SHOP.CA Network Inc.
- Website type: E-commerce
- Available in: English, French, Spanish
- Founded: January 7, 2011 Toronto, Ontario, Canada
- Headquarters: Toronto
- Area served: Canada
- Founders: Drew Green, Trevor Newell
- Key people: Ghassan Halazon (CEO);
- Industry: Internet
- Services: Online shopping
- Employees: 51-200
- Parent: Emerge Commerce
- Website: shop.ca
- Launched: 2011

= Shop.ca =

Shop.ca is a Canadian coupons and e-commerce brand that originally launched in 2012 as an online marketplace before pivoting toward a coupon and savings content model. The brand is currently operated by EMERGE Commerce, a private equity-backed digital commerce group based in Toronto.

==Overview==
Founded in January 2011 by Drew Green and Trevor Newell, SHOP.CA was launched in July 2012 as a Canadian e‑commerce marketplace. It allowed third-party sellers to list and sell products directly to Canadian consumers without cross-border fees, eventually offering approximately 15 million SKUs across more than 25 product categories.

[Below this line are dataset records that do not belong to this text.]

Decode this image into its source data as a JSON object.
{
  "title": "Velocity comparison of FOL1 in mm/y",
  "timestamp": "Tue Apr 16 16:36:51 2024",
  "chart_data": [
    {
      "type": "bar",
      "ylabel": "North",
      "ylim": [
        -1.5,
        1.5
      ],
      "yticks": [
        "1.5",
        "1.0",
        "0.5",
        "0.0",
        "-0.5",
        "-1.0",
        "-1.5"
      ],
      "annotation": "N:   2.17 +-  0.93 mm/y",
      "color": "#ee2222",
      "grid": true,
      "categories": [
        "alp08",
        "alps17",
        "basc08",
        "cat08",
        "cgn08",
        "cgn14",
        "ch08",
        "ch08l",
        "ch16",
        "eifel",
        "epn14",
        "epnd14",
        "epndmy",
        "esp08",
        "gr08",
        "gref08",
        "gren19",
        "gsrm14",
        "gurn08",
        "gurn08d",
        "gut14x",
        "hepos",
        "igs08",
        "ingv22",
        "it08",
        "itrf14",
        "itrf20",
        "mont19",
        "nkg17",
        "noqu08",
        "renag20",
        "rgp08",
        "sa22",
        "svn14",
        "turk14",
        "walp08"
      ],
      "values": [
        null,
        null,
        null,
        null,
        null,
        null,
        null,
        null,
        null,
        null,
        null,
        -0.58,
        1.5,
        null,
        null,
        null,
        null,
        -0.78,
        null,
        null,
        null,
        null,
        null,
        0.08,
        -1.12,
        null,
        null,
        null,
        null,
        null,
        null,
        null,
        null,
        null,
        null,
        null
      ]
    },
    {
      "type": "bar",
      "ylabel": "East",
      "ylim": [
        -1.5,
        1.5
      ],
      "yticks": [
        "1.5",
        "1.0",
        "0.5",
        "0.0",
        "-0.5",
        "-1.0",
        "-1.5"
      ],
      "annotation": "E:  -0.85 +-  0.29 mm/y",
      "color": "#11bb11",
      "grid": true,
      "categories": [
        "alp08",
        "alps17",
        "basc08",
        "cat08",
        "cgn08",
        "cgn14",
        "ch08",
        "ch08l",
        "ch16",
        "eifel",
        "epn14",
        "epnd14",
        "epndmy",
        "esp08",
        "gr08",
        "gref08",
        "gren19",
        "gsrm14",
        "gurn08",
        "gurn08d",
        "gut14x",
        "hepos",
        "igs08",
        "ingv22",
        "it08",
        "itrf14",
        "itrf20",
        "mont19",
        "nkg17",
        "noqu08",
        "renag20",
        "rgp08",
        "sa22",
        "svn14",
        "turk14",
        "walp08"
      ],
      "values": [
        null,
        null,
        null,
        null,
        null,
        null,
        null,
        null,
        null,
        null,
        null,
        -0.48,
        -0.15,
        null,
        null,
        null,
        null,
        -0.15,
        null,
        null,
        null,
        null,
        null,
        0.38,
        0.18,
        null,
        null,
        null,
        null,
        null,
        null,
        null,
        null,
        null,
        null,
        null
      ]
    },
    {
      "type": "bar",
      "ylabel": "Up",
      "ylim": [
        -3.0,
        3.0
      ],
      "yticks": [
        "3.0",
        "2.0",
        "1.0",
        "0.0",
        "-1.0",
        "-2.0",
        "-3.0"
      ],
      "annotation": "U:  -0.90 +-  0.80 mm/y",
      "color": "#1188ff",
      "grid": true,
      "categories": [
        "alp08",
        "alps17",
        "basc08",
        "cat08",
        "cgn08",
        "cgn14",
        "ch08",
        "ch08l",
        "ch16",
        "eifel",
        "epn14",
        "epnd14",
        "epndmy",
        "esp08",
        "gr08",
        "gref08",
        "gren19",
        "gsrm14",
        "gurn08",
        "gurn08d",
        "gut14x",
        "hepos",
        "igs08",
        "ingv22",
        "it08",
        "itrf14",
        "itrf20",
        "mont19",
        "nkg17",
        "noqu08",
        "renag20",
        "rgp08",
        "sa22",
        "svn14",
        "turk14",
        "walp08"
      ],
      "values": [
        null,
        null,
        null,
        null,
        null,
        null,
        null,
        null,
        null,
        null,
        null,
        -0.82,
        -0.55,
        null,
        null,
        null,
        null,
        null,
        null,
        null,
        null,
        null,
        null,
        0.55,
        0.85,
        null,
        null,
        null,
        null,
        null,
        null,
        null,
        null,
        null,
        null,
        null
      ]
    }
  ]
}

After experiencing significant growth challenges and filing for bankruptcy protection in mid-2016, the company’s assets were acquired by private equity firm EMERGE Commerce, led by CEO Ghassan Halazon.The company was acquired by Canadian Private Equity firm EMERGE Commerce in mid-2016.

Under EMERGE Commerce (led by CEO Ghassan Halazon), Shop.ca was relaunched in 2018 as a content- and coupon-focused platform. The group's shareholders include a number of institutional and high net worth investors.